Cross section through bone marrow - negative control

A cross section through a femur from a control, non-transgenic mouse. Compare this background fluorescence to the green fluorescence expressed by B lineage progenitors expressing rag2-GFP in slide 4.

B cell development in situ

A cross section through a murine femur reveals B lineage progenitors nestled within the bone cavity.

Lymphocytes within the bone marrow (upper right) are outlined in faint green; greenish line at lower left is edge of bone.

Tracing rag2-GFP expression in T cells

Green fluorescence marks T cell progenitors undergoing V(D)J recombination to assemble a T cell receptor. Slide 6 shows this same section under transmitted light. Note that virtually all T cells express rag2.

Compare to rag2 expression in bone marrow B cells, slide 4.

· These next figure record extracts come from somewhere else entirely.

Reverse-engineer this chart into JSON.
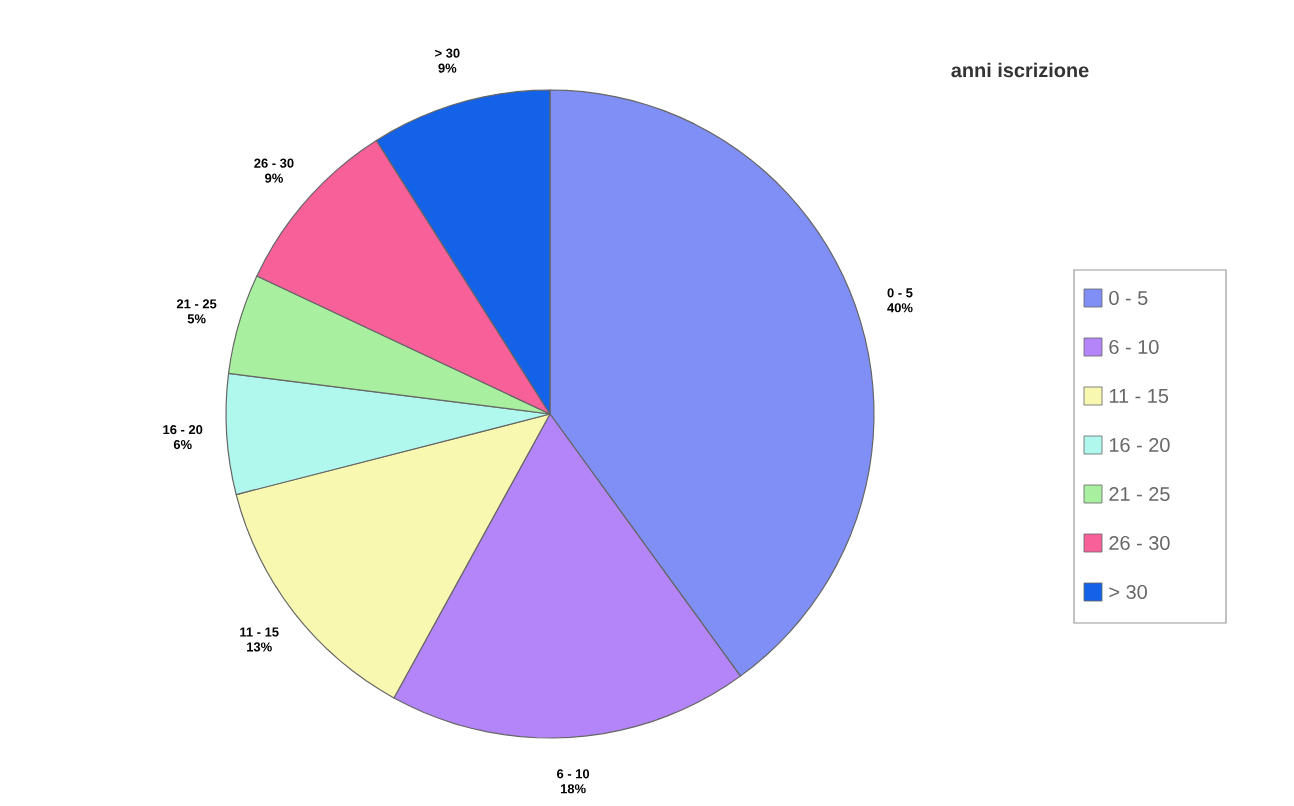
{
  "chart_data": {
    "type": "pie",
    "title": "anni iscrizione",
    "categories": [
      "0 - 5",
      "6 - 10",
      "11 - 15",
      "16 - 20",
      "21 - 25",
      "26 - 30",
      "> 30"
    ],
    "values": [
      40,
      18,
      13,
      6,
      5,
      9,
      9
    ],
    "value_labels": [
      "40%",
      "18%",
      "13%",
      "6%",
      "5%",
      "9%",
      "9%"
    ],
    "colors": [
      "#7f8ff5",
      "#b385f8",
      "#f8f8b0",
      "#b0f8ee",
      "#a8f0a0",
      "#f8609a",
      "#1462e8"
    ],
    "legend": "right"
  }
}
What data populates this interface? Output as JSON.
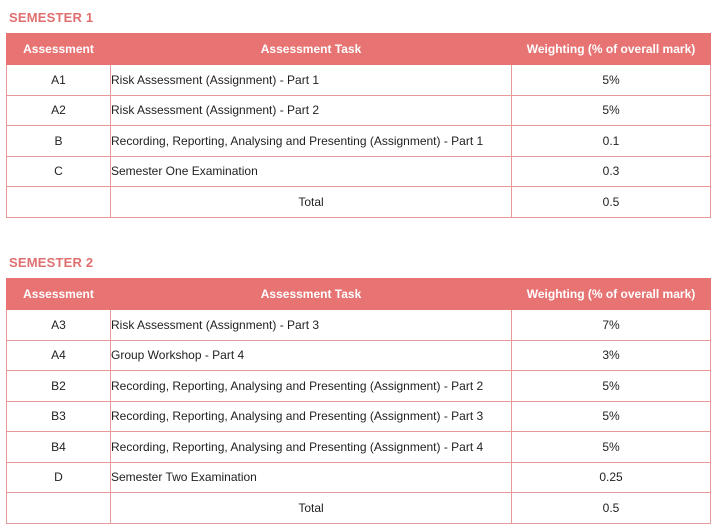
{
  "semester1": {
    "title": "SEMESTER 1",
    "headers": {
      "assessment": "Assessment",
      "task": "Assessment Task",
      "weighting": "Weighting (% of overall mark)"
    },
    "rows": [
      {
        "code": "A1",
        "task": "Risk Assessment (Assignment) - Part 1",
        "weight": "5%"
      },
      {
        "code": "A2",
        "task": "Risk Assessment (Assignment) - Part 2",
        "weight": "5%"
      },
      {
        "code": "B",
        "task": "Recording, Reporting, Analysing and Presenting (Assignment) - Part 1",
        "weight": "0.1"
      },
      {
        "code": "C",
        "task": "Semester One Examination",
        "weight": "0.3"
      }
    ],
    "total": {
      "label": "Total",
      "weight": "0.5"
    }
  },
  "semester2": {
    "title": "SEMESTER 2",
    "headers": {
      "assessment": "Assessment",
      "task": "Assessment Task",
      "weighting": "Weighting (% of overall mark)"
    },
    "rows": [
      {
        "code": "A3",
        "task": "Risk Assessment (Assignment) - Part 3",
        "weight": "7%"
      },
      {
        "code": "A4",
        "task": "Group Workshop - Part 4",
        "weight": "3%"
      },
      {
        "code": "B2",
        "task": "Recording, Reporting, Analysing and Presenting (Assignment) - Part 2",
        "weight": "5%"
      },
      {
        "code": "B3",
        "task": "Recording, Reporting, Analysing and Presenting (Assignment) - Part 3",
        "weight": "5%"
      },
      {
        "code": "B4",
        "task": "Recording, Reporting, Analysing and Presenting (Assignment) - Part 4",
        "weight": "5%"
      },
      {
        "code": "D",
        "task": "Semester Two Examination",
        "weight": "0.25"
      }
    ],
    "total": {
      "label": "Total",
      "weight": "0.5"
    }
  },
  "colors": {
    "accent": "#e87373",
    "title": "#e07070",
    "border": "#e89a9a"
  }
}
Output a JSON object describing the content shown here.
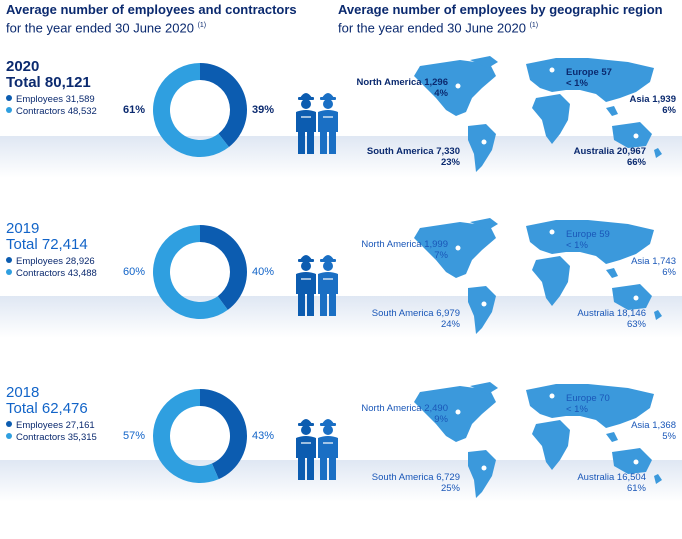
{
  "headers": {
    "left": {
      "title": "Average number of employees and contractors",
      "subtitle": "for the year ended 30 June 2020",
      "note": "(1)"
    },
    "right": {
      "title": "Average number of employees by geographic region",
      "subtitle": "for the year ended 30 June 2020",
      "note": "(1)"
    }
  },
  "colors": {
    "employees": "#0c5cb0",
    "contractors": "#2f9fe0",
    "map": "#3b99dc"
  },
  "chart_data": [
    {
      "type": "pie",
      "year": "2020",
      "total": "Total 80,121",
      "series": [
        {
          "name": "Employees",
          "label": "Employees 31,589",
          "value": 31589,
          "pct": "39%"
        },
        {
          "name": "Contractors",
          "label": "Contractors 48,532",
          "value": 48532,
          "pct": "61%"
        }
      ],
      "regions": [
        {
          "name": "North America",
          "label": "North America 1,296",
          "value": 1296,
          "pct": "4%"
        },
        {
          "name": "South America",
          "label": "South America 7,330",
          "value": 7330,
          "pct": "23%"
        },
        {
          "name": "Europe",
          "label": "Europe 57",
          "value": 57,
          "pct": "< 1%"
        },
        {
          "name": "Asia",
          "label": "Asia 1,939",
          "value": 1939,
          "pct": "6%"
        },
        {
          "name": "Australia",
          "label": "Australia 20,967",
          "value": 20967,
          "pct": "66%"
        }
      ]
    },
    {
      "type": "pie",
      "year": "2019",
      "total": "Total 72,414",
      "series": [
        {
          "name": "Employees",
          "label": "Employees 28,926",
          "value": 28926,
          "pct": "40%"
        },
        {
          "name": "Contractors",
          "label": "Contractors 43,488",
          "value": 43488,
          "pct": "60%"
        }
      ],
      "regions": [
        {
          "name": "North America",
          "label": "North America 1,999",
          "value": 1999,
          "pct": "7%"
        },
        {
          "name": "South America",
          "label": "South America 6,979",
          "value": 6979,
          "pct": "24%"
        },
        {
          "name": "Europe",
          "label": "Europe 59",
          "value": 59,
          "pct": "< 1%"
        },
        {
          "name": "Asia",
          "label": "Asia 1,743",
          "value": 1743,
          "pct": "6%"
        },
        {
          "name": "Australia",
          "label": "Australia 18,146",
          "value": 18146,
          "pct": "63%"
        }
      ]
    },
    {
      "type": "pie",
      "year": "2018",
      "total": "Total 62,476",
      "series": [
        {
          "name": "Employees",
          "label": "Employees 27,161",
          "value": 27161,
          "pct": "43%"
        },
        {
          "name": "Contractors",
          "label": "Contractors 35,315",
          "value": 35315,
          "pct": "57%"
        }
      ],
      "regions": [
        {
          "name": "North America",
          "label": "North America 2,490",
          "value": 2490,
          "pct": "9%"
        },
        {
          "name": "South America",
          "label": "South America 6,729",
          "value": 6729,
          "pct": "25%"
        },
        {
          "name": "Europe",
          "label": "Europe 70",
          "value": 70,
          "pct": "< 1%"
        },
        {
          "name": "Asia",
          "label": "Asia 1,368",
          "value": 1368,
          "pct": "5%"
        },
        {
          "name": "Australia",
          "label": "Australia 16,504",
          "value": 16504,
          "pct": "61%"
        }
      ]
    }
  ]
}
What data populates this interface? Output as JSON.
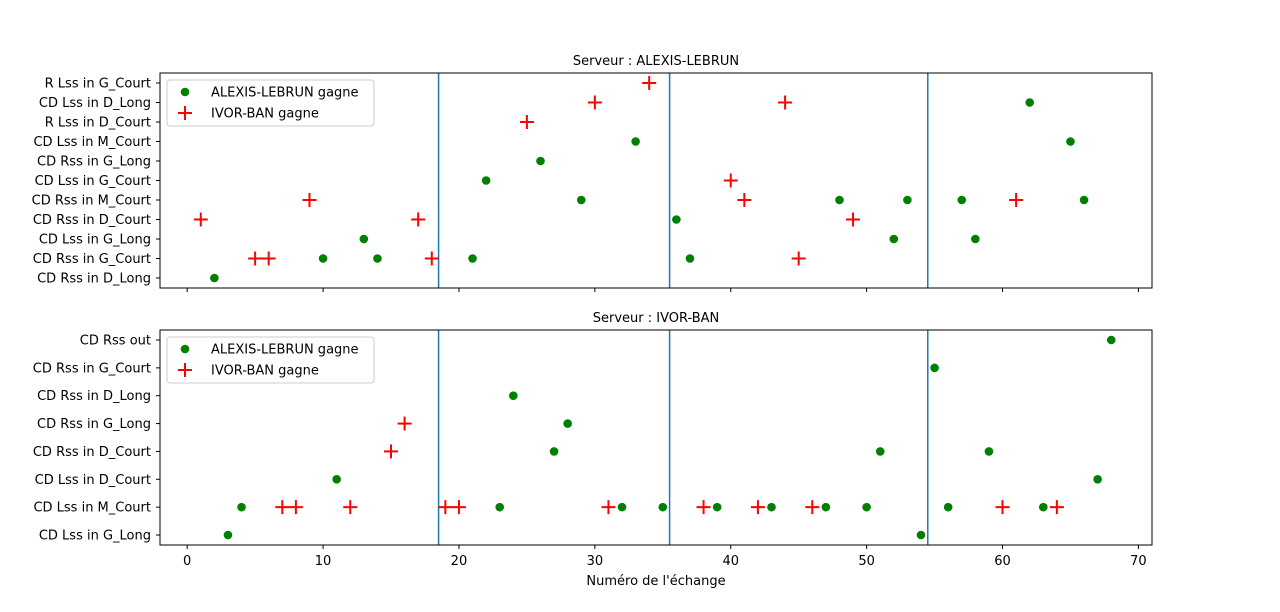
{
  "chart_data": [
    {
      "type": "scatter",
      "title": "Serveur : ALEXIS-LEBRUN",
      "xlabel": "",
      "ylabel": "",
      "xlim": [
        -2,
        71
      ],
      "xticks": [
        0,
        10,
        20,
        30,
        40,
        50,
        60,
        70
      ],
      "show_xtick_labels": false,
      "categories": [
        "CD Rss in D_Long",
        "CD Rss in G_Court",
        "CD Lss in G_Long",
        "CD Rss in D_Court",
        "CD Rss in M_Court",
        "CD Lss in G_Court",
        "CD Rss in G_Long",
        "CD Lss in M_Court",
        "R Lss in D_Court",
        "CD Lss in D_Long",
        "R Lss in G_Court"
      ],
      "vlines": [
        18.5,
        35.5,
        54.5
      ],
      "legend_position": "top-left",
      "grid": false,
      "series": [
        {
          "name": "ALEXIS-LEBRUN gagne",
          "marker": "dot",
          "color": "#008000",
          "points": [
            [
              2,
              "CD Rss in D_Long"
            ],
            [
              10,
              "CD Rss in G_Court"
            ],
            [
              13,
              "CD Lss in G_Long"
            ],
            [
              14,
              "CD Rss in G_Court"
            ],
            [
              21,
              "CD Rss in G_Court"
            ],
            [
              22,
              "CD Lss in G_Court"
            ],
            [
              26,
              "CD Rss in G_Long"
            ],
            [
              29,
              "CD Rss in M_Court"
            ],
            [
              33,
              "CD Lss in M_Court"
            ],
            [
              36,
              "CD Rss in D_Court"
            ],
            [
              37,
              "CD Rss in G_Court"
            ],
            [
              48,
              "CD Rss in M_Court"
            ],
            [
              52,
              "CD Lss in G_Long"
            ],
            [
              53,
              "CD Rss in M_Court"
            ],
            [
              57,
              "CD Rss in M_Court"
            ],
            [
              58,
              "CD Lss in G_Long"
            ],
            [
              62,
              "CD Lss in D_Long"
            ],
            [
              65,
              "CD Lss in M_Court"
            ],
            [
              66,
              "CD Rss in M_Court"
            ]
          ]
        },
        {
          "name": "IVOR-BAN gagne",
          "marker": "plus",
          "color": "#ff0000",
          "points": [
            [
              1,
              "CD Rss in D_Court"
            ],
            [
              5,
              "CD Rss in G_Court"
            ],
            [
              6,
              "CD Rss in G_Court"
            ],
            [
              9,
              "CD Rss in M_Court"
            ],
            [
              17,
              "CD Rss in D_Court"
            ],
            [
              18,
              "CD Rss in G_Court"
            ],
            [
              25,
              "R Lss in D_Court"
            ],
            [
              30,
              "CD Lss in D_Long"
            ],
            [
              34,
              "R Lss in G_Court"
            ],
            [
              40,
              "CD Lss in G_Court"
            ],
            [
              41,
              "CD Rss in M_Court"
            ],
            [
              44,
              "CD Lss in D_Long"
            ],
            [
              45,
              "CD Rss in G_Court"
            ],
            [
              49,
              "CD Rss in D_Court"
            ],
            [
              61,
              "CD Rss in M_Court"
            ]
          ]
        }
      ]
    },
    {
      "type": "scatter",
      "title": "Serveur : IVOR-BAN",
      "xlabel": "Numéro de l'échange",
      "ylabel": "",
      "xlim": [
        -2,
        71
      ],
      "xticks": [
        0,
        10,
        20,
        30,
        40,
        50,
        60,
        70
      ],
      "show_xtick_labels": true,
      "categories": [
        "CD Lss in G_Long",
        "CD Lss in M_Court",
        "CD Lss in D_Court",
        "CD Rss in D_Court",
        "CD Rss in G_Long",
        "CD Rss in D_Long",
        "CD Rss in G_Court",
        "CD Rss out"
      ],
      "vlines": [
        18.5,
        35.5,
        54.5
      ],
      "legend_position": "top-left",
      "grid": false,
      "series": [
        {
          "name": "ALEXIS-LEBRUN gagne",
          "marker": "dot",
          "color": "#008000",
          "points": [
            [
              3,
              "CD Lss in G_Long"
            ],
            [
              4,
              "CD Lss in M_Court"
            ],
            [
              11,
              "CD Lss in D_Court"
            ],
            [
              23,
              "CD Lss in M_Court"
            ],
            [
              24,
              "CD Rss in D_Long"
            ],
            [
              27,
              "CD Rss in D_Court"
            ],
            [
              28,
              "CD Rss in G_Long"
            ],
            [
              32,
              "CD Lss in M_Court"
            ],
            [
              35,
              "CD Lss in M_Court"
            ],
            [
              39,
              "CD Lss in M_Court"
            ],
            [
              43,
              "CD Lss in M_Court"
            ],
            [
              47,
              "CD Lss in M_Court"
            ],
            [
              50,
              "CD Lss in M_Court"
            ],
            [
              51,
              "CD Rss in D_Court"
            ],
            [
              54,
              "CD Lss in G_Long"
            ],
            [
              55,
              "CD Rss in G_Court"
            ],
            [
              56,
              "CD Lss in M_Court"
            ],
            [
              59,
              "CD Rss in D_Court"
            ],
            [
              63,
              "CD Lss in M_Court"
            ],
            [
              67,
              "CD Lss in D_Court"
            ],
            [
              68,
              "CD Rss out"
            ]
          ]
        },
        {
          "name": "IVOR-BAN gagne",
          "marker": "plus",
          "color": "#ff0000",
          "points": [
            [
              7,
              "CD Lss in M_Court"
            ],
            [
              8,
              "CD Lss in M_Court"
            ],
            [
              12,
              "CD Lss in M_Court"
            ],
            [
              15,
              "CD Rss in D_Court"
            ],
            [
              16,
              "CD Rss in G_Long"
            ],
            [
              19,
              "CD Lss in M_Court"
            ],
            [
              20,
              "CD Lss in M_Court"
            ],
            [
              31,
              "CD Lss in M_Court"
            ],
            [
              38,
              "CD Lss in M_Court"
            ],
            [
              42,
              "CD Lss in M_Court"
            ],
            [
              46,
              "CD Lss in M_Court"
            ],
            [
              60,
              "CD Lss in M_Court"
            ],
            [
              64,
              "CD Lss in M_Court"
            ]
          ]
        }
      ]
    }
  ],
  "style": {
    "vline_color": "#1f77b4",
    "axis_color": "#000000",
    "legend_border": "#cccccc"
  }
}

Tracing rag2-GFP expression in B cells

Dim green fluorescence marks B lineage progenitors (middle and upper right) undergoing V(D)J recombination to make antibodies. Slide 2 show this B cell section under transmitted light, and slide 1 shows a comparable image from a control mouse that does not express rag2-GFP.

Note that rag2+ B lymphocytes in bone marrow are rare as compared to rag2+ T cells in the thymus (slide 3). This is because B cell precursors are not the only hematopoietic subset in the bone marrow while T cell precursors form the bulk of thymus cells.

developing B lymphocytes

B lineage progenitors (small, round) receive critical developmental signals from bone marrow stromal cells (larger, adherent).

thymus cross section

The thymus is packed full of developing T lineage progenitors. Visualize which cells are in the process of making a T cell receptor by seeing this same section with fluorescent imaging in slide 3.

The immune system is characterized by the production of an extraordinarily diverse array of antigen receptors. This diversity is generated through V(D)J rearrangement, a mechanism in which double-strand breaks are intentionally introduced into the DNA, and variable region gene segments at antigen receptor loci are permanently deleted. Tight regulation of V(D)J rearrangement is essential as blocks in recombination lead to severe immune deficiencies while recombination-dependent translocations can cause fatal B and T cell leukemias. Our work aims to characterize the mechanisms by which V(D)J recombination is controlled during normal hematopoietic development, and how mistakes in V(D)J recombinase activity can contribute to cancers of hematopoietic origin.

rag1 and rag2 initiate the process of V(D)J recombination by introducing DNA nicks at immunoglobulin (Ig) and T cell receptor (TCR) loci. Because rag1/2 expression is absolutely essential for production of a diverse antigen receptor repertoire, it is important to understand the mechanisms that regulate transcription of these genes. Currently, it remains unknown how rag gene activity and ultimately, V(D)J recombinase activity, is regulated in B lineage progenitors in vivo. This is a key issue because not only is rag expression already established in the earliest B cells, but defects in the bone marrow from aged individuals correlate with decreases in both recombinase activity and antibody diversity.

The capacity for self-renewal is a key property that enables bone marrow hematopoietic stem cells (HSCs) to replenish the immune system throughout childhood as well as adult life. To date, few transcription factors have been identified that are definitively required for the progression of stem cells to the earliest lymphoid lineage progenitors. It is of significant interest to understand the mechanisms that regulate stem cell renewal for two reasons. First, premature depletion of normal, healthy HSCs leads to loss of the hematopoietic system and hence, death. Second, HSCs, like cancer stem cells, exhibit the key property of self-renewal. Cancer stem cells are a distinct subset of cells that continue to seed new tumors and thus, are responsible for the maintenance of at least some neoplasms. Our recent work shows that E47, a transcription factor mechanistically linked to B and T lineage cancers, is critical regulator of stem cell integrity. We have recently identified several targets of E47 in HSCs, and are examining their specific contribution to HSC self-renewal, proliferation, and differentiation.

B cell chronic lymphocytic leukemia (B-CLL) is characterized by the accumulation of functionally immature B cells which are arrested in the G0 phase of the cell cycle and seem to escape programmed cell death. Leukemic cells from most of B-CLL patients express rearranged immunoglobulin (Ig) VH gene with somatic point-mutations. DNA rearrangements and specific cell-surface markers are regulated by several specific transcription factors including E2A. We are studying the role of the E2A transcription factor in the altered proliferation and survival of B-CLL cells using a targeted siRNA knockdown approach.